Sur un marché de capacité saturé, lorsqu’un gestionnaire de centrale part du principe qu’il peut vendre sa capacité de production à des conditions garanties à long terme, il ne percevra que fort peu le besoin d’innover, étant donné que son revenu est assuré, même sans développements nouveaux. Les pénuries sont compensées par la production excédentaire, et les grosses centrales peuvent produire de l’électricité sans s’encombrer de la consommation réelle d’électricité. Enfin, la disposition à produire est elle aussi rémunérée, et pas seulement l’électricité effectivement produite.

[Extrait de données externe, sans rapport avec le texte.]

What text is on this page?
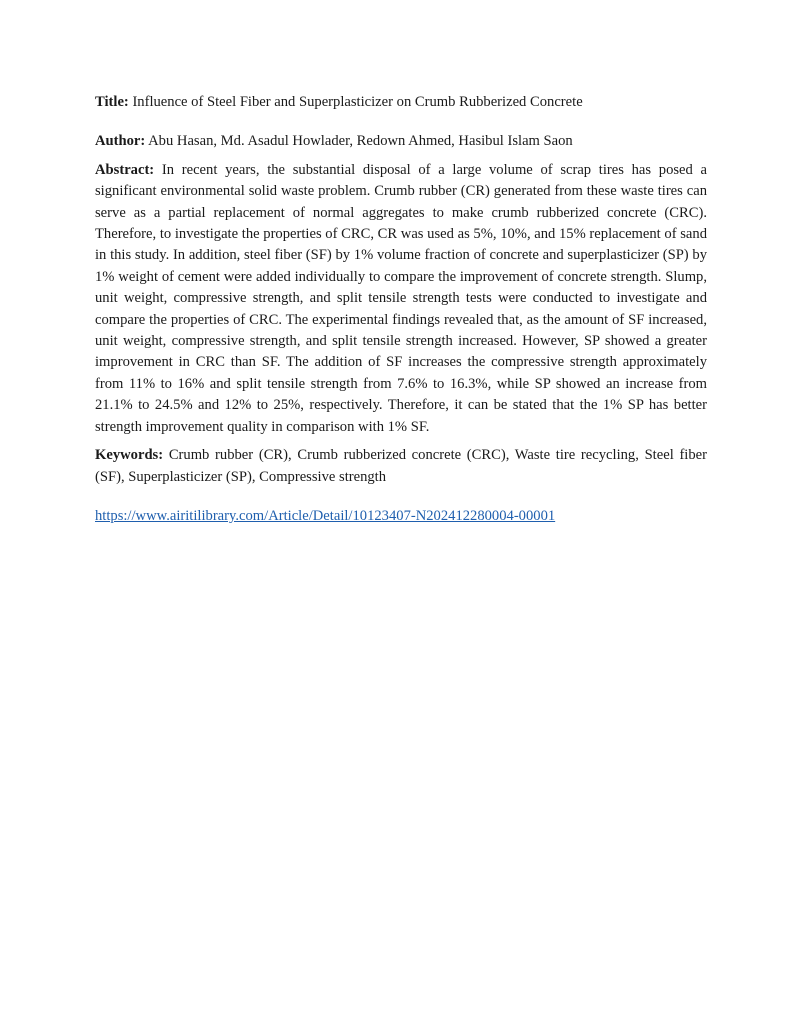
Title: Influence of Steel Fiber and Superplasticizer on Crumb Rubberized Concrete

Author: Abu Hasan, Md. Asadul Howlader, Redown Ahmed, Hasibul Islam Saon

Abstract: In recent years, the substantial disposal of a large volume of scrap tires has posed a significant environmental solid waste problem. Crumb rubber (CR) generated from these waste tires can serve as a partial replacement of normal aggregates to make crumb rubberized concrete (CRC). Therefore, to investigate the properties of CRC, CR was used as 5%, 10%, and 15% replacement of sand in this study. In addition, steel fiber (SF) by 1% volume fraction of concrete and superplasticizer (SP) by 1% weight of cement were added individually to compare the improvement of concrete strength. Slump, unit weight, compressive strength, and split tensile strength tests were conducted to investigate and compare the properties of CRC. The experimental findings revealed that, as the amount of SF increased, unit weight, compressive strength, and split tensile strength increased. However, SP showed a greater improvement in CRC than SF. The addition of SF increases the compressive strength approximately from 11% to 16% and split tensile strength from 7.6% to 16.3%, while SP showed an increase from 21.1% to 24.5% and 12% to 25%, respectively. Therefore, it can be stated that the 1% SP has better strength improvement quality in comparison with 1% SF.

Keywords: Crumb rubber (CR), Crumb rubberized concrete (CRC), Waste tire recycling, Steel fiber (SF), Superplasticizer (SP), Compressive strength

https://www.airitilibrary.com/Article/Detail/10123407-N202412280004-00001
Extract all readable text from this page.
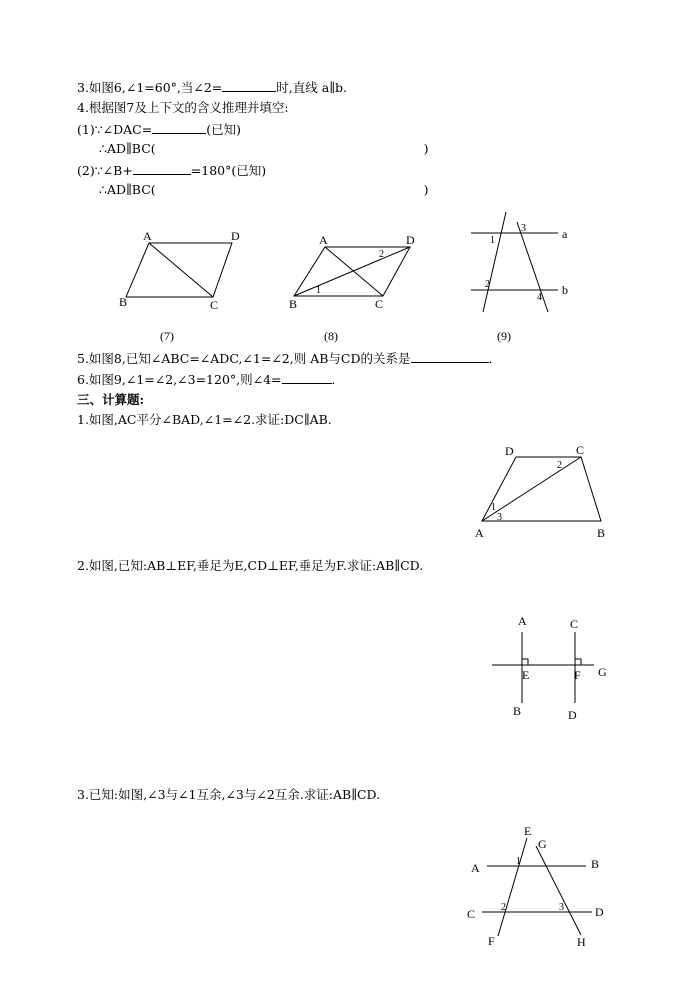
3.如图6,∠1=60°,当∠2=	时,直线 a∥b.
4.根据图7及上下文的含义推理并填空:
(1)∵∠DAC=	(已知)
∴AD∥BC(	)
(2)∵∠B+	=180°(已知)
∴AD∥BC(	)
5.如图8,已知∠ABC=∠ADC,∠1=∠2,则 AB与CD的关系是	.
6.如图9,∠1=∠2,∠3=120°,则∠4=	.
三、计算题:
1.如图,AC平分∠BAD,∠1=∠2.求证:DC∥AB.
2.如图,已知:AB⊥EF,垂足为E,CD⊥EF,垂足为F.求证:AB∥CD.
3.已知:如图,∠3与∠1互余,∠3与∠2互余.求证:AB∥CD.
A	D
B	C
(7)
A	D
B	C
1
2
(8)
a
b
1
3
2
4
(9)
D	C
A	B
1
3
2
A
B
C
D
E	F G
E
G
A	B
C	D
F	H
1
2	3
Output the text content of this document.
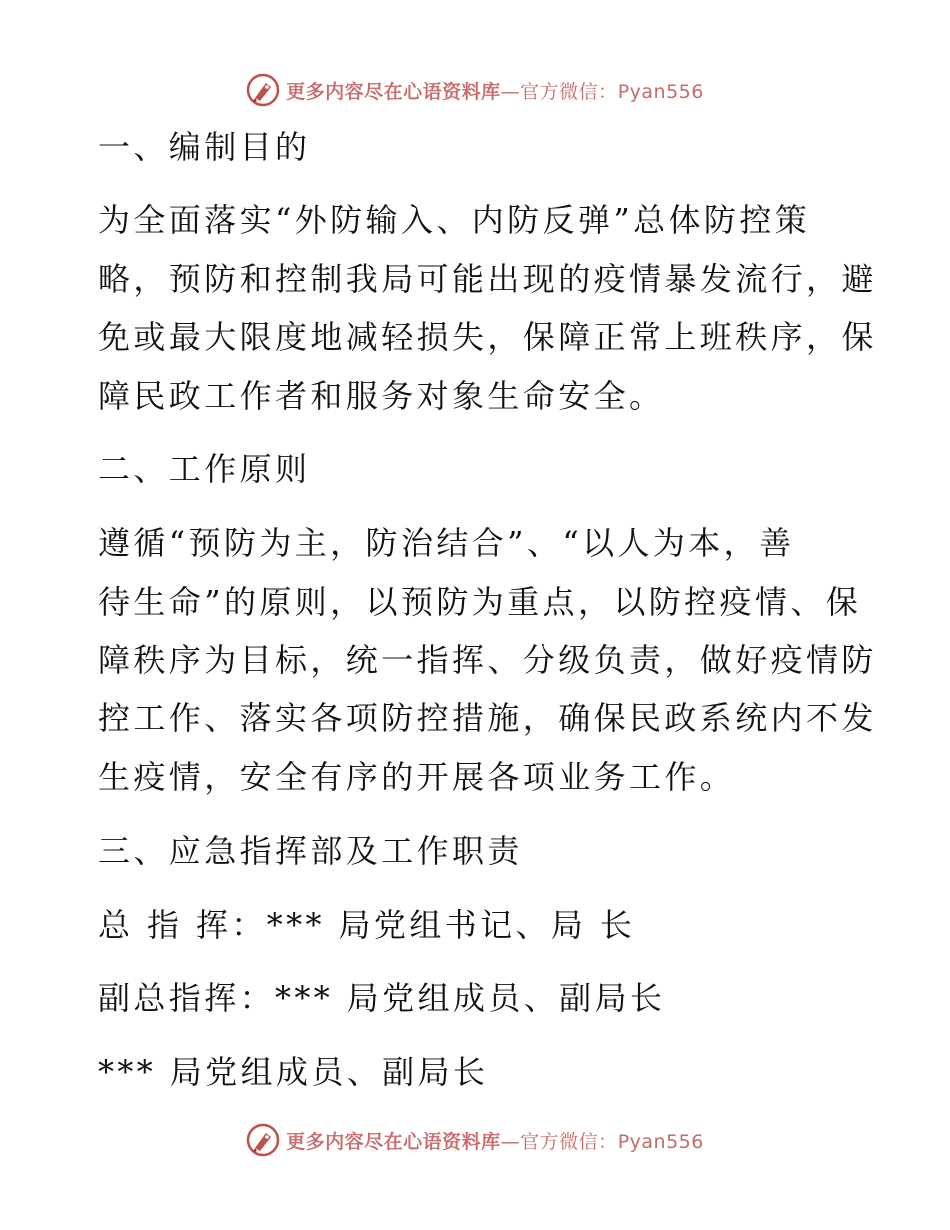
更多内容尽在心语资料库—官方微信：Pyan556
一、编制目的
为全面落实“外防输入、内防反弹”总体防控策
略，预防和控制我局可能出现的疫情暴发流行，避
免或最大限度地减轻损失，保障正常上班秩序，保
障民政工作者和服务对象生命安全。
二、工作原则
遵循“预防为主，防治结合”、“以人为本，善
待生命”的原则，以预防为重点，以防控疫情、保
障秩序为目标，统一指挥、分级负责，做好疫情防
控工作、落实各项防控措施，确保民政系统内不发
生疫情，安全有序的开展各项业务工作。
三、应急指挥部及工作职责
总 指 挥：*** 局党组书记、局 长
副总指挥：*** 局党组成员、副局长
*** 局党组成员、副局长
更多内容尽在心语资料库—官方微信：Pyan556
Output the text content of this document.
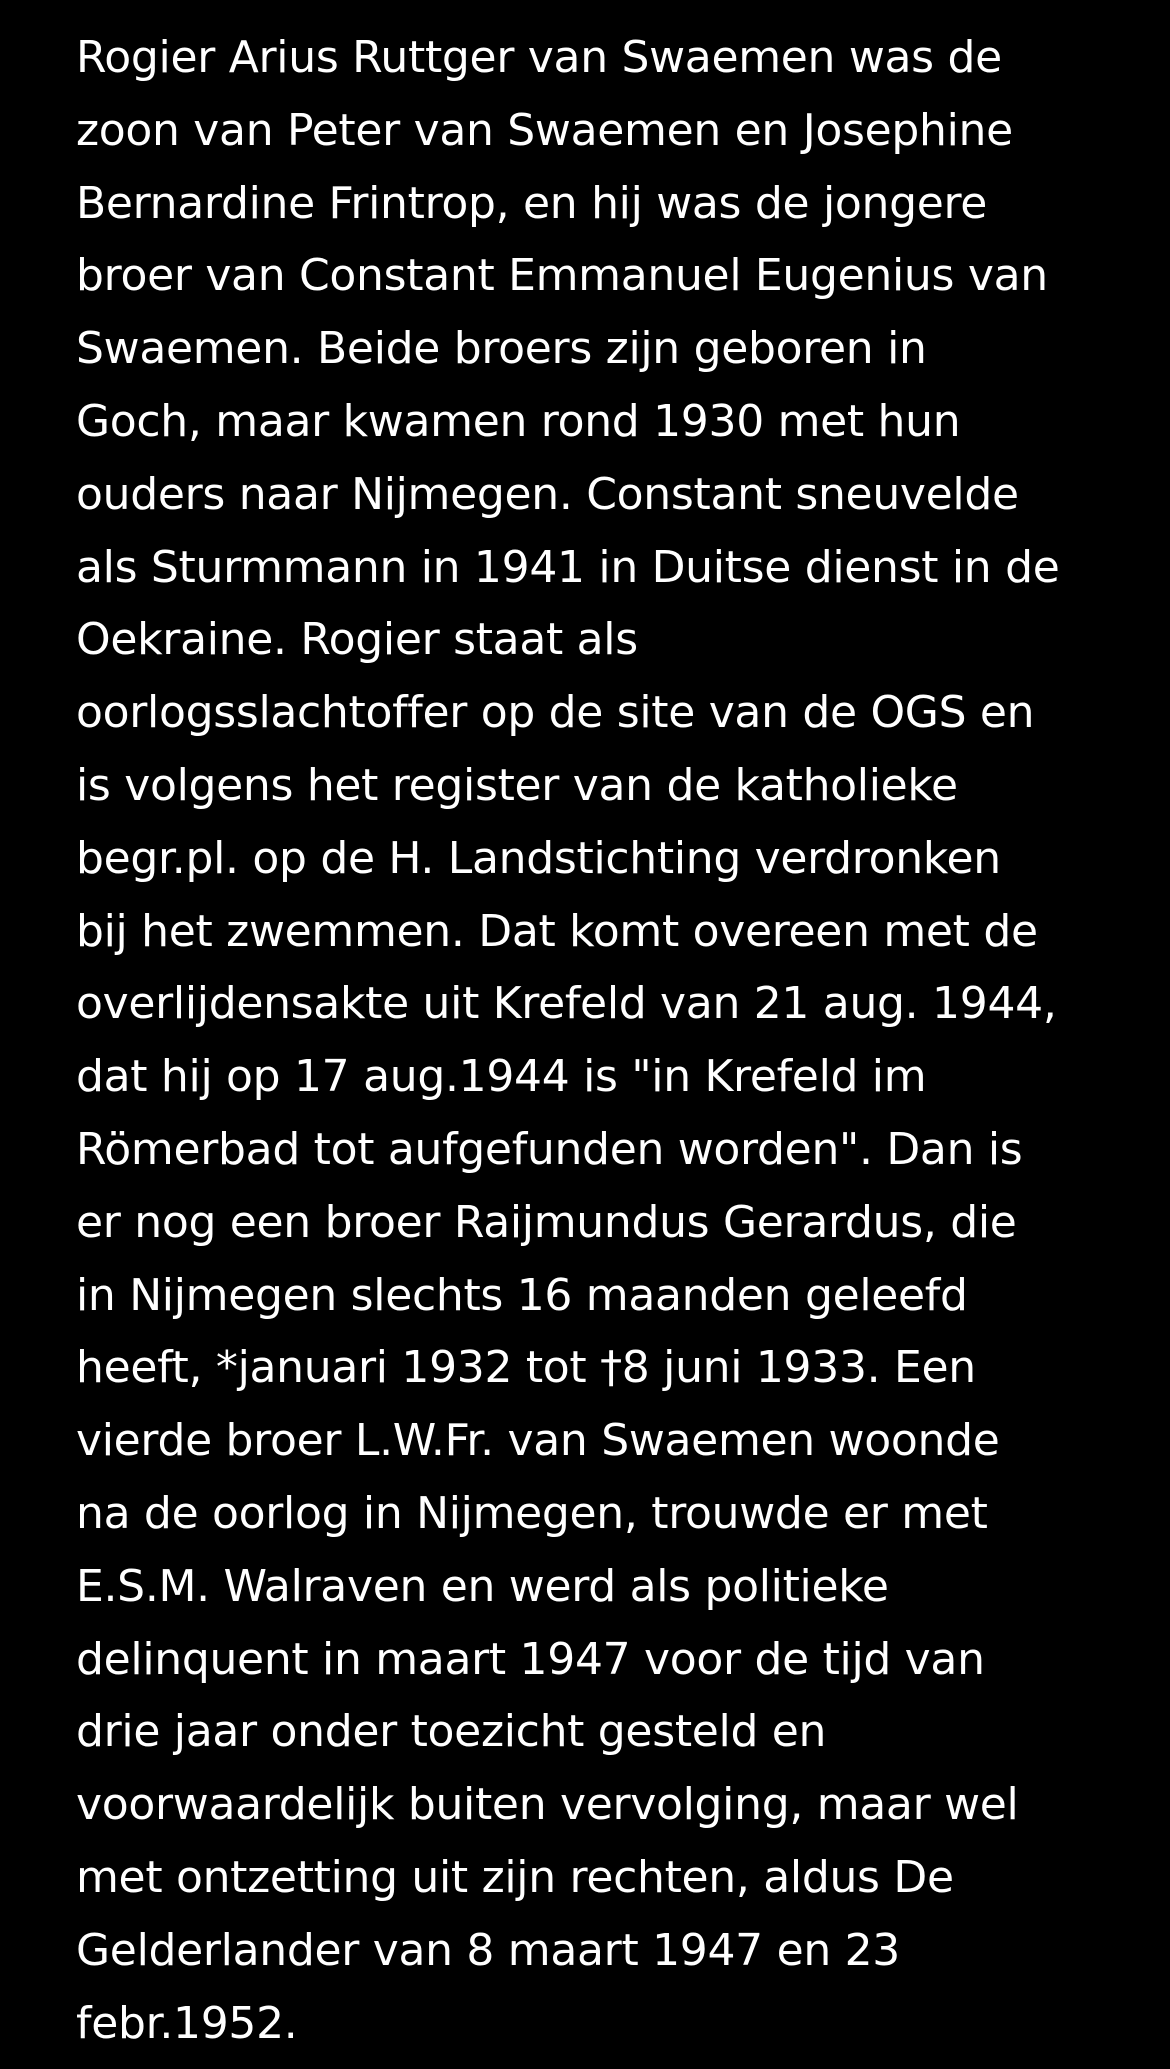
Rogier Arius Ruttger van Swaemen was de
zoon van Peter van Swaemen en Josephine
Bernardine Frintrop, en hij was de jongere
broer van Constant Emmanuel Eugenius van
Swaemen. Beide broers zijn geboren in
Goch, maar kwamen rond 1930 met hun
ouders naar Nijmegen. Constant sneuvelde
als Sturmmann in 1941 in Duitse dienst in de
Oekraine. Rogier staat als
oorlogsslachtoffer op de site van de OGS en
is volgens het register van de katholieke
begr.pl. op de H. Landstichting verdronken
bij het zwemmen. Dat komt overeen met de
overlijdensakte uit Krefeld van 21 aug. 1944,
dat hij op 17 aug.1944 is "in Krefeld im
Römerbad tot aufgefunden worden". Dan is
er nog een broer Raijmundus Gerardus, die
in Nijmegen slechts 16 maanden geleefd
heeft, *januari 1932 tot †8 juni 1933. Een
vierde broer L.W.Fr. van Swaemen woonde
na de oorlog in Nijmegen, trouwde er met
E.S.M. Walraven en werd als politieke
delinquent in maart 1947 voor de tijd van
drie jaar onder toezicht gesteld en
voorwaardelijk buiten vervolging, maar wel
met ontzetting uit zijn rechten, aldus De
Gelderlander van 8 maart 1947 en 23
febr.1952.
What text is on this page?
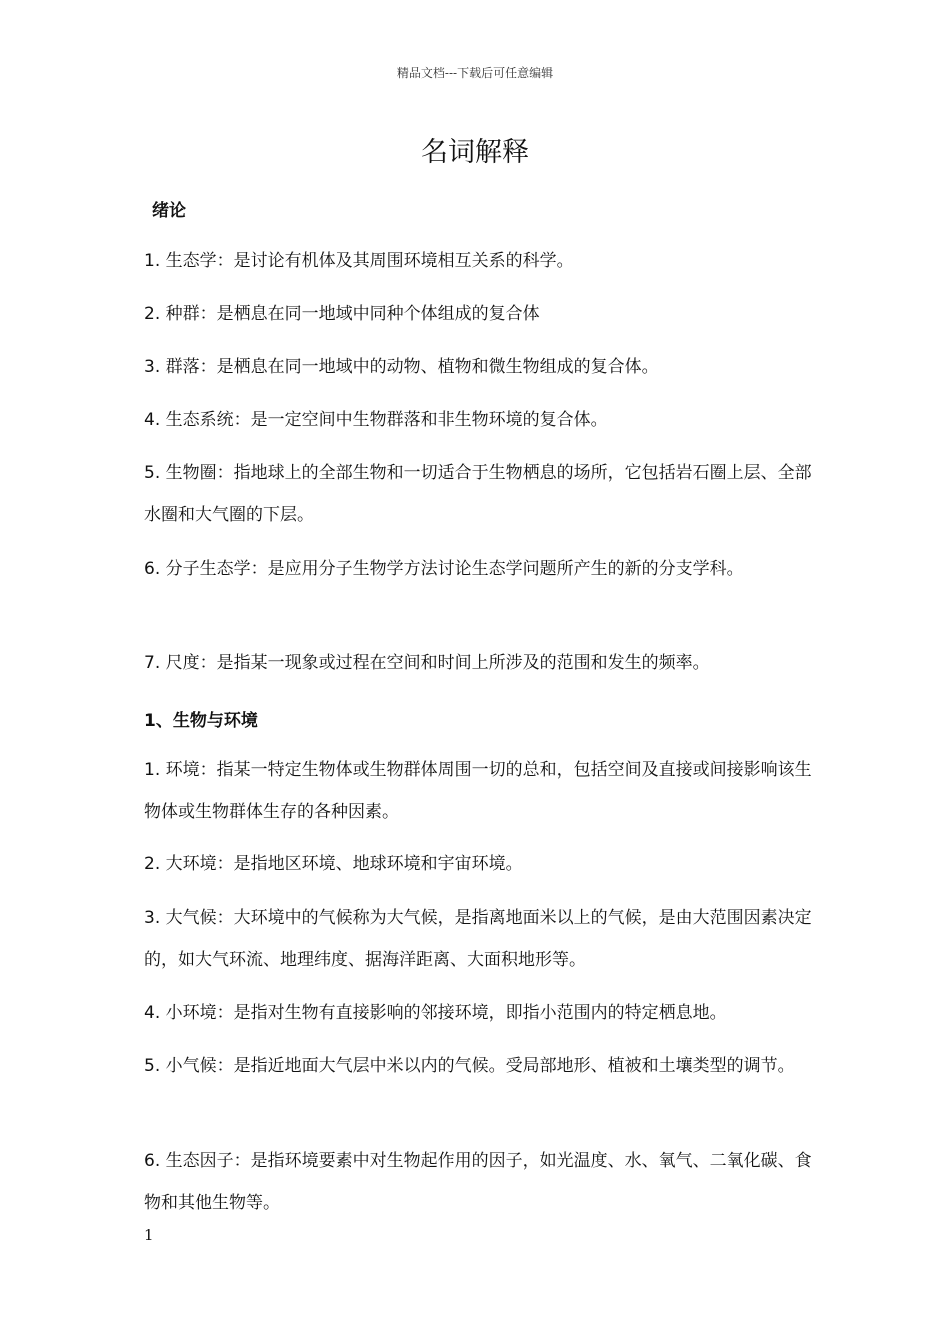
精品文档---下载后可任意编辑
名词解释
绪论
1. 生态学：是讨论有机体及其周围环境相互关系的科学。
2. 种群：是栖息在同一地域中同种个体组成的复合体
3. 群落：是栖息在同一地域中的动物、植物和微生物组成的复合体。
4. 生态系统：是一定空间中生物群落和非生物环境的复合体。
5. 生物圈：指地球上的全部生物和一切适合于生物栖息的场所，它包括岩石圈上层、全部水圈和大气圈的下层。
6. 分子生态学：是应用分子生物学方法讨论生态学问题所产生的新的分支学科。
7. 尺度：是指某一现象或过程在空间和时间上所涉及的范围和发生的频率。
1、生物与环境
1. 环境：指某一特定生物体或生物群体周围一切的总和，包括空间及直接或间接影响该生物体或生物群体生存的各种因素。
2. 大环境：是指地区环境、地球环境和宇宙环境。
3. 大气候：大环境中的气候称为大气候，是指离地面米以上的气候，是由大范围因素决定的，如大气环流、地理纬度、据海洋距离、大面积地形等。
4. 小环境：是指对生物有直接影响的邻接环境，即指小范围内的特定栖息地。
5. 小气候：是指近地面大气层中米以内的气候。受局部地形、植被和土壤类型的调节。
6. 生态因子：是指环境要素中对生物起作用的因子，如光温度、水、氧气、二氧化碳、食物和其他生物等。
1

En découle un système géré de manière centralisée, quasi un système d’économie planifiée, qui représente des coûts à la fois économiques et environnementaux importants, tout en générant fort peu de besoin d’innovation.
Le marché energy-only, en revanche, réussit à récompenser les innovations et les améliorations des acteurs du marché en termes d’efficacité, grâce à ses mécanismes de marché intégrés. Celui qui livre plus vite peut exiger un prix plus élevé, et celui qui adapte avec flexibilité sa production d’électricité aux fluctuations du prix en bourse gagne davantage d’euros par mégawatt en bourse.
Le fait que les gérants de centrales au charbon s’efforcent de pouvoir adapter plus rapidement leurs centrales aux fluctuations du prix prouve que ce concept de marché convainc également les représentants de l’économie énergétique fossile. D’importants efforts techniques et financiers sont même fournis dans de grosses centrales au lignite afin d’installer des systèmes permettant d’arrêter et de mettre en route la production des turbines.
La sécurité d’approvisionnement, l’efficacité économique et la performance environnementale représentent trois exigences d’importance égale constituant les pierres angulaires d’un approvisionnement en électricité moderne et durable. En se basant sur ces trois principes, le marché energy-only est devenu un marché viable dans toute l’Europe – non sans complications entre les sources d’énergies renouvelables et conventionnelles.
La tendance des évolutions en Allemagne et en Europe démontre que de nombreux marchés de l’électricité évoluent vers un marché energy-only – ce que le souhait existant d’une intégration approfondie du marché européen de l’électricité ne fait que favoriser. Cependant, des efforts sont toujours fournis en vue d’introduire des mécanismes de marché de capacité, qui vont plus loin que la mise à disposition pure et simple d’énergie de réglage.
Toutefois, divers composants du marché energy-only, comme les bourses d’électricité, la facilitation d’un marché de l’électricité libre et la suppression de contraintes d’accès au réseau et au marché sont également introduits dans des pays relativement sceptiques vis-à-vis du marché energy-only.
Le fait qu’un marché de l’électricité orienté vers l’économie et respectueux de l’environnement n’influence pas négativement la sécurité d’approvisionnement ressort également de la comparaison européenne des chiffres SAIDI avec la part de production d’électricité à partir d’énergies renouvelables. Dans ce contexte, les pays comme la France, qui connaissent un marché de capacité, ne sont pas à l’avantage, et la part d’électricité provenant d’énergies renouvelables n’a en tout cas pas un effet négatif sur la sécurité d’approvisionnement.
Remarque : Next Kraftwerke ne garantit pas l'exhaustivité, l'exactitude et l'actualité des informations fournies. Le présent article n'a qu'un but informatif et ne remplace pas un conseil juridique individuel.